Significant additional reliability may be achieved if the filtering extends not only to the desired analyte concentration, but rather additionally to at least one further variable, which is designated “check variable”. This may be a variable derived from the analyte concentration, in particular its first, second, or higher derivative versus time. Alternatively, an additional measurement variable, such as the flow of the interstitial liquid at the sensor shown in FIG. 2, can be used.

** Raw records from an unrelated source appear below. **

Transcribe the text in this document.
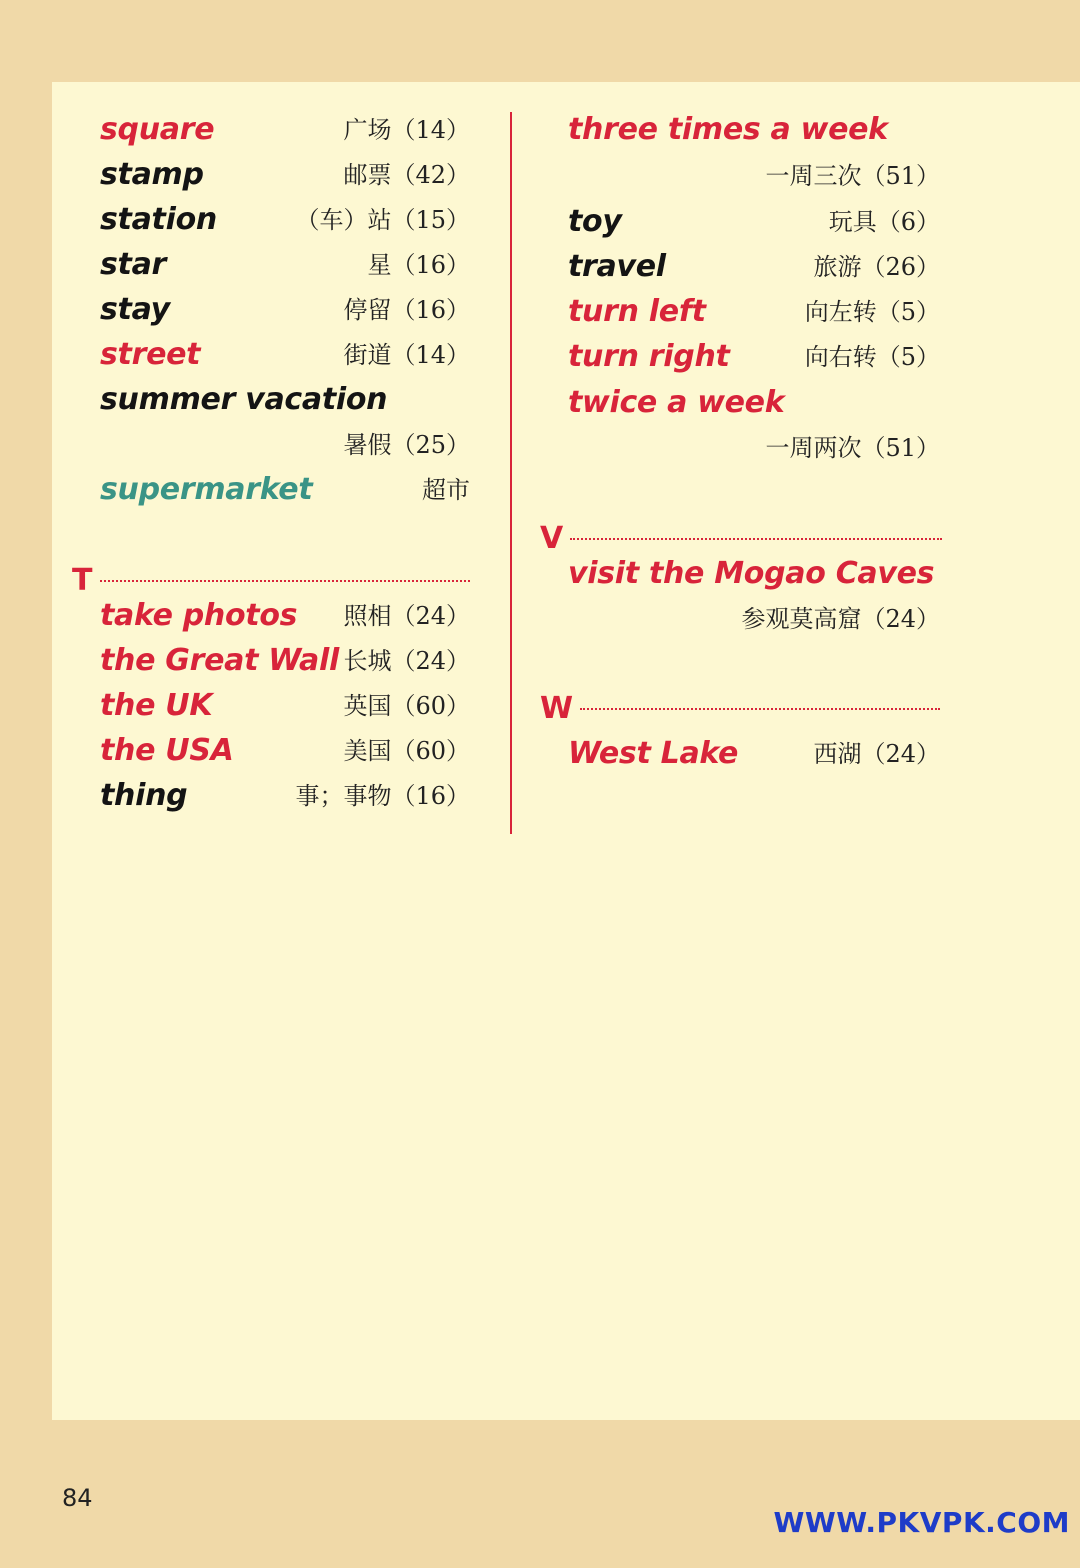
square	广场（14）
stamp	邮票（42）
station	（车）站（15）
star	星（16）
stay	停留（16）
street	街道（14）
summer vacation
暑假（25）
supermarket	超市
T
take photos 照相（24）
the Great Wall 长城（24）
the UK	英国（60）
the USA	美国（60）
thing	事；事物（16）
three times a week
一周三次（51）
toy	玩具（6）
travel	旅游（26）
turn left	向左转（5）
turn right	向右转（5）
twice a week
一周两次（51）
V
visit the Mogao Caves
参观莫高窟（24）
W
West Lake	西湖（24）
84
WWW.PKVPK.COM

This check variable may, as explained above (for gt′, At, and ωt), be included in the filter algorithm as a system variable. The filtering then also extends to the check variable, for which corresponding reliable smoothed useful signal values are available as the result of the filtering. These may then :be compared to threshold values, in order to perform plausibility checks, for example. In the case of the glucose concentration, for example, it is known that the glucose concentration physiologically does not change by more than 3 mg/dl/min under normal conditions. A higher filtered value of the time derivative gt′ is a sign of a malfunction, Therefore the query 30 shown in FIG. 4 compares the value of yt′ to a minimum value and a maximum value. The value yt is only accepted as correct if yt′ lies within these limits. Such a comparison would not be possible using the useful signal A in FIG. 6, because the insufficiently filtered non-physiological variations would lead to false alarms.

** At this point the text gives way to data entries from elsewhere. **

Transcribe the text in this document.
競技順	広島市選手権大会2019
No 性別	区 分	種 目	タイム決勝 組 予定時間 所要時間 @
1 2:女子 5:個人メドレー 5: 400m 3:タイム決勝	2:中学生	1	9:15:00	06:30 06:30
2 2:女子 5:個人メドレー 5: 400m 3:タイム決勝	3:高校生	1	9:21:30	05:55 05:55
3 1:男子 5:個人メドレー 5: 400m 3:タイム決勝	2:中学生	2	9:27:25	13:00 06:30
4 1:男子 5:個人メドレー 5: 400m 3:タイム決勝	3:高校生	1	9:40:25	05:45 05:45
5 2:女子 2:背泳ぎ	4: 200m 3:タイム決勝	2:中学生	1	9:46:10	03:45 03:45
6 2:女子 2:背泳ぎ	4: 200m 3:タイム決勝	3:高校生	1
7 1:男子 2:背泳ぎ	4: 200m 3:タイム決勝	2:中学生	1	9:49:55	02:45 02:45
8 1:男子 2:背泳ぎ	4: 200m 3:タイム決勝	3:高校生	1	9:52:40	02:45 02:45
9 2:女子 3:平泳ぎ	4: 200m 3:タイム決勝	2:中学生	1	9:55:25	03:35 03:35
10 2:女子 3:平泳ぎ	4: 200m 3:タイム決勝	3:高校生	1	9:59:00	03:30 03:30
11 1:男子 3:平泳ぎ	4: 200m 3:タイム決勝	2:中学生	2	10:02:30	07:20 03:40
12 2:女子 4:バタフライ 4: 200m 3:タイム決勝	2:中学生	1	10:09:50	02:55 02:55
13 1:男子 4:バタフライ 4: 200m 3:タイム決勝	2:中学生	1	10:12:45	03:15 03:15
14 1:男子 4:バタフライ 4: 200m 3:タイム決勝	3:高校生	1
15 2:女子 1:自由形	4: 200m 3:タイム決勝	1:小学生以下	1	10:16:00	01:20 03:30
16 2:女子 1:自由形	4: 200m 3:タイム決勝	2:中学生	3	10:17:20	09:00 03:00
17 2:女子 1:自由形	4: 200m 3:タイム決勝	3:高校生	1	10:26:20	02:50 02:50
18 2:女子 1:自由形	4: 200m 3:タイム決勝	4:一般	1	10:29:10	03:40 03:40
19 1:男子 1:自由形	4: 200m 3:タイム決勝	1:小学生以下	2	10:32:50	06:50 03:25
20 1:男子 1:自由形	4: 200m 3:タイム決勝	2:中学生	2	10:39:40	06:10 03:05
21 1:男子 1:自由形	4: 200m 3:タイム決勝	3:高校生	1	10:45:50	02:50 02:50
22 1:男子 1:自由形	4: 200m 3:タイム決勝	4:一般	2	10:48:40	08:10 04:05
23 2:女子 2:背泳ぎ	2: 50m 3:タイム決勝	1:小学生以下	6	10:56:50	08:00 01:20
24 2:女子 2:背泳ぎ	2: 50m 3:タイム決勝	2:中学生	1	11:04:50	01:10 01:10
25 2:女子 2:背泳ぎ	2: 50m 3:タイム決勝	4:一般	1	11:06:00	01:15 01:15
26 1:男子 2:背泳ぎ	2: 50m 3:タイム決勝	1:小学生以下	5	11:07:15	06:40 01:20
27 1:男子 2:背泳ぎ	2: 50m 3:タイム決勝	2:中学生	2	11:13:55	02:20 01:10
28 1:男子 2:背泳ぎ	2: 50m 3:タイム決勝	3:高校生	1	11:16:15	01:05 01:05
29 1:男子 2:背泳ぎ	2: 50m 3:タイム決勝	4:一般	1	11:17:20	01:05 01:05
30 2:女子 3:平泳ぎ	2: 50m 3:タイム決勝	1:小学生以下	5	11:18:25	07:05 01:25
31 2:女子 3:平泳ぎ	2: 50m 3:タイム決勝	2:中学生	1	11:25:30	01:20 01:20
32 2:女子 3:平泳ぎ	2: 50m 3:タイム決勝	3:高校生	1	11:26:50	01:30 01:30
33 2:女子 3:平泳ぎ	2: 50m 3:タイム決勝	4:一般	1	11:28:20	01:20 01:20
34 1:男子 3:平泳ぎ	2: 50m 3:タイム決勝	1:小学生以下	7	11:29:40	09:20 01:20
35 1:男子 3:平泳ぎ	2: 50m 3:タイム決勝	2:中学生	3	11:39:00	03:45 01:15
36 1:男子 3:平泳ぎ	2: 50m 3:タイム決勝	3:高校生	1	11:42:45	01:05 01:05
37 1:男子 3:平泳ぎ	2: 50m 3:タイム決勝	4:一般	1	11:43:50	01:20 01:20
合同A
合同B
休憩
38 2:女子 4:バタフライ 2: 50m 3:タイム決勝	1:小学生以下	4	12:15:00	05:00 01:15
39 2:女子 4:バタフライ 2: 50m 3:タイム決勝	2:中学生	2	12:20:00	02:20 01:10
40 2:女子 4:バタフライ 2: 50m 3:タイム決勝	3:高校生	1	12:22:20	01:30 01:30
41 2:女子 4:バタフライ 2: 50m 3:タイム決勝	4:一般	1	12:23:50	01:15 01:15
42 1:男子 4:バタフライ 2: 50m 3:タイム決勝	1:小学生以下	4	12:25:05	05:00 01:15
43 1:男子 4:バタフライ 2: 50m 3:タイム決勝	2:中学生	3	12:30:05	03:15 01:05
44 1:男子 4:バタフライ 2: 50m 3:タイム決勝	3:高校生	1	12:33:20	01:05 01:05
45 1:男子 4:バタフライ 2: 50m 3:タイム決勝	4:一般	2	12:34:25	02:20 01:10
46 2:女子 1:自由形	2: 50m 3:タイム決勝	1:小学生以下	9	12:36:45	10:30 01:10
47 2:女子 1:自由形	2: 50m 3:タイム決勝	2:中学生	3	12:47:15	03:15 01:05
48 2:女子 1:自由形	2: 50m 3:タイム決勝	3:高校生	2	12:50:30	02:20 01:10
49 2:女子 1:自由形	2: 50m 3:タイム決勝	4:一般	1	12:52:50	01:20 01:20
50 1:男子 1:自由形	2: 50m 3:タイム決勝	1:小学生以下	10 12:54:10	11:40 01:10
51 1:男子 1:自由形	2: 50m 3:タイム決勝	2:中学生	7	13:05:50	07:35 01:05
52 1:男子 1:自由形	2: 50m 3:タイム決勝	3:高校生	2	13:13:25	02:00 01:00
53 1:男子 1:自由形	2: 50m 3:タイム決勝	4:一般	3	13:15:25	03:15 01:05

In order that embodiments of the invention may be more readily understood, reference is made to the following examples, which are intended to illustrate the invention, but not limit the scope thereof.

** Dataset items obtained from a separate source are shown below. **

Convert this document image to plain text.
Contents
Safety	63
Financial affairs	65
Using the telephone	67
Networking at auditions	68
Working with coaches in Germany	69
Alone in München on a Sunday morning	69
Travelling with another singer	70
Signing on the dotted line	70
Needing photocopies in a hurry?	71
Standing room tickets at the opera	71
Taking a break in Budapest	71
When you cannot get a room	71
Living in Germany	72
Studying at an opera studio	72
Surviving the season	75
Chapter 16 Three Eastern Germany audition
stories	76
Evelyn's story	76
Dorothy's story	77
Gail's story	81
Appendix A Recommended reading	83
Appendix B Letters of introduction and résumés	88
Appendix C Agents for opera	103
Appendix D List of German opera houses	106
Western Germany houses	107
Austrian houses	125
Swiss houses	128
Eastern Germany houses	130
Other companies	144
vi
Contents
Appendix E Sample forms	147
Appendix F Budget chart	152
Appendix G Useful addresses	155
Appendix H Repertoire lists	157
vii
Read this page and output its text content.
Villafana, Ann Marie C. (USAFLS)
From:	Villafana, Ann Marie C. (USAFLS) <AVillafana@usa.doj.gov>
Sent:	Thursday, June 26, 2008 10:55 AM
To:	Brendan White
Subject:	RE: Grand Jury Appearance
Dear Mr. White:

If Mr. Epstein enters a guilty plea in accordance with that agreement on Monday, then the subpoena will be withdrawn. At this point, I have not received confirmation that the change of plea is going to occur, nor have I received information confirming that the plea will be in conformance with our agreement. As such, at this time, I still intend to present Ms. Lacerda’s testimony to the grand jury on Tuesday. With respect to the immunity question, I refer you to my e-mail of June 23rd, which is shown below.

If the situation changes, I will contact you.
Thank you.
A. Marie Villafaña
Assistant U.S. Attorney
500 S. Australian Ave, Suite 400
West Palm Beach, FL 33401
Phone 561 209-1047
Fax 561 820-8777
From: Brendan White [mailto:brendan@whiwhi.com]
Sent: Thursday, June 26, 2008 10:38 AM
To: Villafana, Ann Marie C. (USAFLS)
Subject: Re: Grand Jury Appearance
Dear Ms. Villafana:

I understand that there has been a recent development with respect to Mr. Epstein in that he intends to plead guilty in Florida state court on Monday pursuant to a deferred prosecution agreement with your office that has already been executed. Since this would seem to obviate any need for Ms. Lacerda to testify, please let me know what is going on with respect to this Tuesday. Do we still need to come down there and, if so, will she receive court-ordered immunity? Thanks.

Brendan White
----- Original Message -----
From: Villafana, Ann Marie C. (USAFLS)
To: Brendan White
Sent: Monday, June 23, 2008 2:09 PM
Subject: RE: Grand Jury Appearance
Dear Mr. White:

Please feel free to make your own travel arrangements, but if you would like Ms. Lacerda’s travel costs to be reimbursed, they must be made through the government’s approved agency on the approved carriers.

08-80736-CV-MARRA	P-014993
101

It is noted that terms like “preferably”, “commonly”, and “typically” are not utilized herein to limit the cope of the claimed invention or to imply that certain features are critical, essential, or even important to the structure or function of the claimed invention. Rather, these terms are merely intended to highlight alternative or additional features that may or may not be utilized in a particular embodiment of the present invention.
For the purposes of describing and defining embodiments of the present invention it is noted that the term “substantially” is utilized herein to represent the inherent degree of uncertainty that may be attributed to any quantitative comparison, value, measurement, or other representation. The term “substantially” is also utilized herein to represent the degree by which a quantitative representation may vary from a stated reference without resulting in a change in the basic function of the subject matter at issue.
Having described the invention in detail and by reference to specific embodiments thereof, it will be apparent that modifications and variations are possible without departing from the scope of the invention defined in the appended claims. More specifically, although some aspects of the present invention are identified herein as preferred or particularly advantageous, it is contemplated that the present invention is not necessarily limited to these preferred aspects of the invention.
As any person skilled in the art will recognize from the previous description and from the figures and claims, modifications and changes can be made to embodiments of the invention without departing from the scope of the invention as defined in the following claims.